News
February 28, 2024

Closing the referral loop: perspectives and experiences of primary care and specialist physicians

April Savoy, PhD

INDIANAPOLIS – Every year, millions of referrals are made by primary care physicians in the U.S. for patients needing consultations with specialists. The intention is for patients to be seen by specialists and then to return to their primary care providers, completing a process known as a referral loop. However, between a third and half of referral loops are not closed, potentially resulting in patients not getting the care they need, which can compromise safety and health outcomes.

Little research has been published on closing external referral loops. A study led by Regenstrief Institute Research Scientist April Savoy, PhD, explores primary care physicians’ and specialists’ perceptions of the causes and experiences with referral loop breakdowns. Both primary care and specialist physicians reported technological and organizational barriers to the successful completion of the referral loop.

Among the most significant barriers to closing referral loops, physicians noted the inability of electronic health record (EHR) systems to communicate or share information across healthcare systems and clinicians’ continued reliance on fax machines or patient conveyance of paperwork.

Physicians interviewed by the study team reported feeling helpless. They perceived competing demands among institutional policies and additional efforts needed to devote to patients and caregivers.

Breakdowns in closing the referral loop can occur at any point, including when a consultation is completed but the referring clinician is not informed of the results. This communication failure may result in failure to treat or inappropriate treatment.

“If there’s a breakdown, whether due to communication, inaccessible information, payment or other factors, patient care may be compromised. When referral loops aren’t closed, there can be an increase in patient safety risk, malpractice lawsuits, clinician burden and other adverse events,” said Dr. Savoy, a human factors engineer and health services researcher. “In addition to technological barriers, we learned more in this study about organizational barriers for referral loops involving inconsistent information-sharing policies across healthcare systems.

“Patients referred to specialists are not feeling well and are often stressed. They’re trying to find solutions and be treated. To add to their burden and make them responsible for facilitating communication between physicians, conveying messages, often including medical jargon, or transferring information is not an ideal situation,” said Dr. Savoy.

Looking to the future and applying this line of research to clinics, she plans to develop and refine lists of requirements for technologies, organizational policies and workflows to better address the barriers – perceived or experienced by referrers and those with whom they consult — to complete external referral loops.

“We hope, with the information we have captured in this study on the commonalities and differences across healthcare systems and even within specialties and clinics, we can apply human factors engineering concepts to guide future design and implementation of processes to help ensure that all patients and their caregivers and clinicians have more efficient experiences with referrals, contributing to better quality of care,” said Dr. Savoy.

Consultants’ and referrers’ perceived barriers to closing the cross-institutional referral loop, and perceived impact on clinical care” is published in the International Journal of Medical Informatics.

The study was funded by grants from the National Institutes of Health’s National Center for Advancing Translational Sciences.

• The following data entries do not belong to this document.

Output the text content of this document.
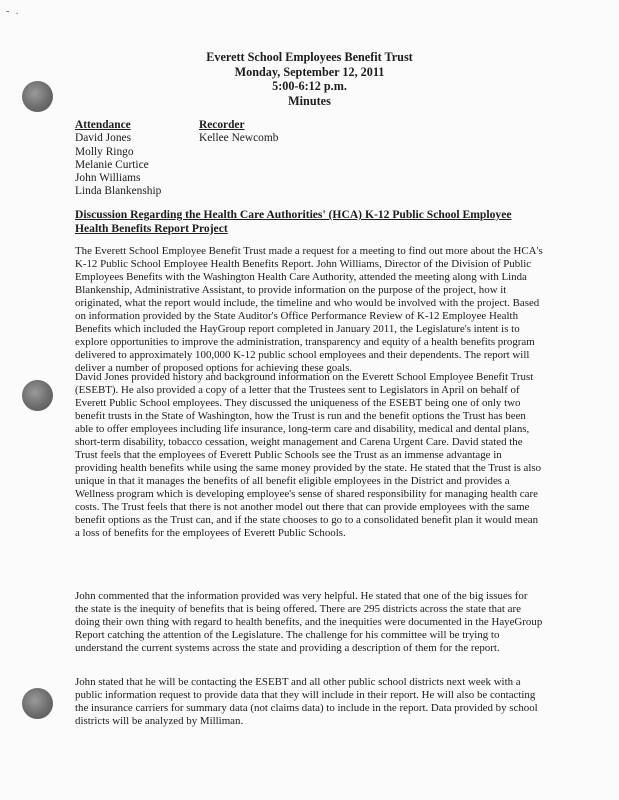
- .
Everett School Employees Benefit Trust
Monday, September 12, 2011
5:00-6:12 p.m.
Minutes
Attendance
David Jones
Molly Ringo
Melanie Curtice
John Williams
Linda Blankenship
Recorder
Kellee Newcomb
Discussion Regarding the Health Care Authorities' (HCA) K-12 Public School Employee Health Benefits Report Project

The Everett School Employee Benefit Trust made a request for a meeting to find out more about the HCA's K-12 Public School Employee Health Benefits Report. John Williams, Director of the Division of Public Employees Benefits with the Washington Health Care Authority, attended the meeting along with Linda Blankenship, Administrative Assistant, to provide information on the purpose of the project, how it originated, what the report would include, the timeline and who would be involved with the project. Based on information provided by the State Auditor's Office Performance Review of K-12 Employee Health Benefits which included the HayGroup report completed in January 2011, the Legislature's intent is to explore opportunities to improve the administration, transparency and equity of a health benefits program delivered to approximately 100,000 K-12 public school employees and their dependents. The report will deliver a number of proposed options for achieving these goals.

David Jones provided history and background information on the Everett School Employee Benefit Trust (ESEBT). He also provided a copy of a letter that the Trustees sent to Legislators in April on behalf of Everett Public School employees. They discussed the uniqueness of the ESEBT being one of only two benefit trusts in the State of Washington, how the Trust is run and the benefit options the Trust has been able to offer employees including life insurance, long-term care and disability, medical and dental plans, short-term disability, tobacco cessation, weight management and Carena Urgent Care. David stated the Trust feels that the employees of Everett Public Schools see the Trust as an immense advantage in providing health benefits while using the same money provided by the state. He stated that the Trust is also unique in that it manages the benefits of all benefit eligible employees in the District and provides a Wellness program which is developing employee's sense of shared responsibility for managing health care costs. The Trust feels that there is not another model out there that can provide employees with the same benefit options as the Trust can, and if the state chooses to go to a consolidated benefit plan it would mean a loss of benefits for the employees of Everett Public Schools.

John commented that the information provided was very helpful. He stated that one of the big issues for the state is the inequity of benefits that is being offered. There are 295 districts across the state that are doing their own thing with regard to health benefits, and the inequities were documented in the HayeGroup Report catching the attention of the Legislature. The challenge for his committee will be trying to understand the current systems across the state and providing a description of them for the report.

John stated that he will be contacting the ESEBT and all other public school districts next week with a public information request to provide data that they will include in their report. He will also be contacting the insurance carriers for summary data (not claims data) to include in the report. Data provided by school districts will be analyzed by Milliman.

Regenstrief Institute research scientist authors of the study, in addition to Dr. Savoy, are research scientists Michael Weiner, M.D., MPH, and Teresa Damush, PhD.

All authors and affiliations:

April Savoy a b c, Shirin Khazvand c d, Anna Mathew a, Alexis Marcum Gilmore c, Elizabeth Cottingham c, Amee Sangani c e, Michael Weiner b c e,
Teresa M. Damush b c e.

a Purdue School of Engineering and Technology, Indiana University – Purdue University, 799, W Michigan St, Indianapolis, IN 46202, United States

b Center for Health Information and Communication, Department of Veterans Affairs, Veterans Health Administration, Health Services Research and Development Service CIN 13-416, Richard L. Roudebush VA Medical Center, 1481 West 10th St (11H), Indianapolis, IN 46202, United States

c Regenstrief Institute, Inc., 1101 W 10th St, Indianapolis, IN 46202, United States

d School of Science, Indiana University Purdue University, 402 North Blackford St., LD 222, Indianapolis, IN 46202, United States

e Indiana University School of Medicine, 635, Barnhill Dr, Indianapolis, IN 46202, United States

April Savoy, PhD 

In addition to her role as a research scientist with the William M. Tierney Center for Health Services Research at Regenstrief Institute, April Savoy, PhD, is the director of the U.S. Department of Veterans Affairs Health Services Research and Development Human-Computer Interaction and Simulation Laboratory, and a core investigator for the Center for Health Information and Communication, Richard L. Roudebush VA Medical Center. She is also an assistant professor of computer and information technology at Purdue School of Engineering and Technology at Purdue University in Indianapolis.